Angus Corporation (AC) has decided to expand its business and needs to raise some money. The owners are not interested in giving up any ownership in the business immediately, so desire to issue bonds to raise the necessary capital to expand. AC engages some investment bankers, lawyers and accountants to help sell the bonds and to issue audited financial statements in support of the bonds. Each of the service providers has agreed to hold off on being paid their fees until the bonds are issued and AC has some extra cash to pay them. AC prices and issues the bonds on the same day, July 1, 2017. Total face value of the issued bonds is $100 million. Cash received on the bonds by AC after all fees are paid was $98 million. The current market interest rate is 9% and AC's bonds are paying a 9.75% stated rate. The bonds were issued at 102. The bonds have interest only payments due every July 1 and January 1. Built into the terms of the bond offering was a "call" feature by which AC can require the bond holders to sell the bonds back to AC for a price of 103 if the redemption occurs before the 5th anniversary of the issuance date, 102 if the redemption occurs between the 5th anniversary and the 8th anniversary and 101 if the redemption occurs between the 8th anniversary and before the redemption date. The bonds carry a 10 year term with all of the outstanding principle due on the 10th anniversary of the issuance date. AC uses a December 31 year end. AC has adopted accounting policies such that Discounts or Premiums are amortized over the life of the bonds using the effective interest method, however all other costs, if any, are amortized using the straight line method.
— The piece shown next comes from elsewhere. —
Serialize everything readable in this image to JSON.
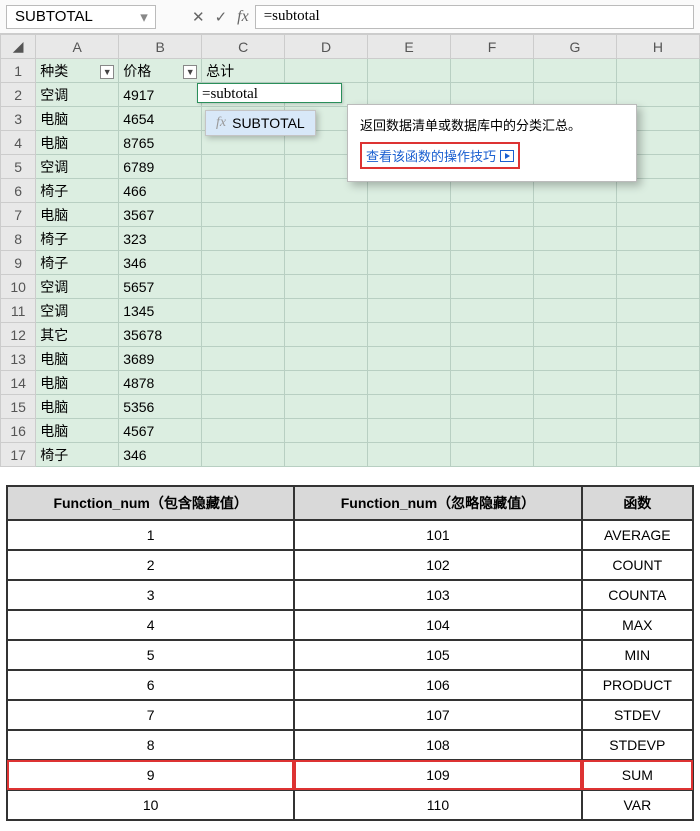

The bonds are convertible into common stock at the election of the bond holder. The market value of the common stock of AC on July 1, 2017 was $28/share. The conversion allows the bond holder to exchange each $1,000 of bonds owned for 40 shares of common stock. On August 15, 2018, AC decides to redeem all of the bonds outstanding and exercises its call rights and repurchases all of the outstanding bonds.
1. Calculate and present all necessary journal entries for each of the following periods. You MUST show all of your supporting calculations.
2. Present the bond section of the balance sheet in proper format as of:
a. December 31, 2017
b. June 30, 2018
3. Comment on the accounting for the conversion feature and provide all necessary journal entries to support your position.